By completing the art entry form on the web and submission to the Contest, you agree and accept the Contest Terms and Conditions, the General clause, and Release clause.

The banner artwork is from the 2018 Art Contest winner | Keep reading to learn more about the artist


2018 Crane Fiesta Art Winner | Lynne Braden

Chicago native Lynne Braden photographed nature and wildlife since she was a teen. While she studied photography in college and briefly ran a portrait photography business, she kept her love of nature photography purely a hobby. In 2013, she retired early from a corporate software career to become a full-time RVer and to focus on her twin passions—nature photography and volunteering at National Parks and National Wildlife Refuges. Her first volunteer gig in 2015 with US Fish & Wildlife Service (USFWS) remained her “happy place” and favorite—Bosque del Apache. She loved the sights and sounds of the magnificent sandhill cranes, and she felt connected to volunteers, staff, and friends here.
She captured the stunning photo of sandhill cranes which graces this year’s Festival of the Cranes cover in the early hours of a winter morning while she was a USFWS volunteer here. She photographed wildlife and landscapes with her Canon system, until she switched to her much lighter mirrorless system—a Panasonic that she bought at the 30th annual Festival.
Late in 2016, Lynne discovered that she had terminal cancer. She continued to travel, including making two return trips to this refuge. In her blog she wrote, “I wish I could live another few decades to share all the lessons I’ve learned these past few years of leading a purpose-driven life.

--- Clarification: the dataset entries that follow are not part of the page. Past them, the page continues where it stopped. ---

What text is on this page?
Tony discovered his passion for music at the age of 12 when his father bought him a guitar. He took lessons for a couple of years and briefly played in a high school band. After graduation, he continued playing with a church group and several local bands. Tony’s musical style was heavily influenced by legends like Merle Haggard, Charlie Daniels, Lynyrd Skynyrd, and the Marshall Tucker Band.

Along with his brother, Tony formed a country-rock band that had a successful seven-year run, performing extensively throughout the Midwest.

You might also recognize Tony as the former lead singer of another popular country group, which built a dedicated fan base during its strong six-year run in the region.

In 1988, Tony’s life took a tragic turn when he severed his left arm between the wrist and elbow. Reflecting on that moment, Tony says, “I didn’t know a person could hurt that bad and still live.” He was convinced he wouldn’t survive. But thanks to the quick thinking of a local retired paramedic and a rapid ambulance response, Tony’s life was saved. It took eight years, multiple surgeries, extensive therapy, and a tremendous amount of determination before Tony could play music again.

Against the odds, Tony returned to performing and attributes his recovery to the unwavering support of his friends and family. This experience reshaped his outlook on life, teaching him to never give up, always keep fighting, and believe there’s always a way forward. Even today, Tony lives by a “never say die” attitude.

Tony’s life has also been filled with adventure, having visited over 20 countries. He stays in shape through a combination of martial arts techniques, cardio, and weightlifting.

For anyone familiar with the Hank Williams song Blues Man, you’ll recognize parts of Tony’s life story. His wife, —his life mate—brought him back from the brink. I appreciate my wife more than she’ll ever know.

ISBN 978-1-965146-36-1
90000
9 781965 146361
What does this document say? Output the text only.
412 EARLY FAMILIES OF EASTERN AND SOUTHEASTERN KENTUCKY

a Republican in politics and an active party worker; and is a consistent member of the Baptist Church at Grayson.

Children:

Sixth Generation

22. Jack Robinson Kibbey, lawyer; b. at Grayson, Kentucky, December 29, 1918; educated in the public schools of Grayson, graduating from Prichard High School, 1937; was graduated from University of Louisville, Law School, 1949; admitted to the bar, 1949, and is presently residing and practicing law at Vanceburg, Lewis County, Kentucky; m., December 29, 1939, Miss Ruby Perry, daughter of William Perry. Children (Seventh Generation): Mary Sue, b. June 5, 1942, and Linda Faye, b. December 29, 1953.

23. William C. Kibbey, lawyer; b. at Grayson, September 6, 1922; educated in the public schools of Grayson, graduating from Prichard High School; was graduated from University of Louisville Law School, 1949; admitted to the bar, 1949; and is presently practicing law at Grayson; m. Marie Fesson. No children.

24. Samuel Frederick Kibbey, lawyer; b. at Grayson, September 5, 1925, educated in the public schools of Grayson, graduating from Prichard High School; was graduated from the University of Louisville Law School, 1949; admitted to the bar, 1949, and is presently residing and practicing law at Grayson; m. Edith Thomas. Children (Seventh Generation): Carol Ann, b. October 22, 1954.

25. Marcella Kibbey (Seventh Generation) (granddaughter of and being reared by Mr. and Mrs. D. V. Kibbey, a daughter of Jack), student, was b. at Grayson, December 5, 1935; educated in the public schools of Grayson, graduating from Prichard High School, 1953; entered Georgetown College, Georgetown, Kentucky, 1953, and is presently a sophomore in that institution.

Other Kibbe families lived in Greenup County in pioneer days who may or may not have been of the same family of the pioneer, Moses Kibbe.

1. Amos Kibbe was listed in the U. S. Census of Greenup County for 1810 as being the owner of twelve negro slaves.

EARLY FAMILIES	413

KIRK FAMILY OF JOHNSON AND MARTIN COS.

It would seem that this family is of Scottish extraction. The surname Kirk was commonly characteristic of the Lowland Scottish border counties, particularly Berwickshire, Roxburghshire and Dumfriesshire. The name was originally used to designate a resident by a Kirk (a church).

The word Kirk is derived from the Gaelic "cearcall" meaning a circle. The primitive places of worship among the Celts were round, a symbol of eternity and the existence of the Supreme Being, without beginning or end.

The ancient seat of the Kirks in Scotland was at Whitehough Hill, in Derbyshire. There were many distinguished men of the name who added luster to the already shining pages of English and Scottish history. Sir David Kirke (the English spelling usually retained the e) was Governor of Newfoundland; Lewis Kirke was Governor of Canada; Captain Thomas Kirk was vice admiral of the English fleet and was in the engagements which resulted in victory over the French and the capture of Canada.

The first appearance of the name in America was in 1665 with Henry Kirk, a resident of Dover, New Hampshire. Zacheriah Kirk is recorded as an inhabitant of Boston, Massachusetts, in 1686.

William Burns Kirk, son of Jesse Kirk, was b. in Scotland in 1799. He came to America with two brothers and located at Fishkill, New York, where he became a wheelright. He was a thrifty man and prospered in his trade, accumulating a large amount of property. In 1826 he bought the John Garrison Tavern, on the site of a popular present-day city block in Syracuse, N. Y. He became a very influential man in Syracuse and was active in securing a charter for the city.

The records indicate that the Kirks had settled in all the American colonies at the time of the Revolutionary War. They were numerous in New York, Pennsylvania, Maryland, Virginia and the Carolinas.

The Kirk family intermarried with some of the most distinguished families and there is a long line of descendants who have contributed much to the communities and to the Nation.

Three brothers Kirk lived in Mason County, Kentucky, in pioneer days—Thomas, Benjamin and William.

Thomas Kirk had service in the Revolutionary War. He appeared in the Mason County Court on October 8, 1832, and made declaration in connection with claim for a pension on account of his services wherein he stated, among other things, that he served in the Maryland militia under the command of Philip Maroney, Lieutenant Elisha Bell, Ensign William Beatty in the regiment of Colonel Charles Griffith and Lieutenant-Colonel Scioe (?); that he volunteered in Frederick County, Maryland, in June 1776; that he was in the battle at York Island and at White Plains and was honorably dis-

We can discover true fulfillment by emptying ourselves of pettiness, shallowness, and worthless physical possessions in exchange for a deeper connection to our fellow humans/animals, our Earth, God, and the amazing reward of giving in all the ways that we can.”
In 2017, Lynne made a legacy gift to Friends of Bosque del Apache to upgrade the refuge’s Volunteer RV Village. n the letter that came with that gift, Lynne said, “The volunteers and staff in this community, united by our common love of Bosque del Apache, are the people I am confident will continue to care for this special refuge for decades to come. I know you will use my financial gift wisely and perhaps will continue to think of me from time to time well after I’ve left this Earth.”
In her final months, Lynne worked on a book, Natural Wonders, filled with her thoughts and stunning photographs. On May 16, 2018, Lynne died peacefully in her sleep, at the age of 56. Her courage and her passion for life, friends, family, travel, sandhill cranes, and all of nature can be carried on by all of us.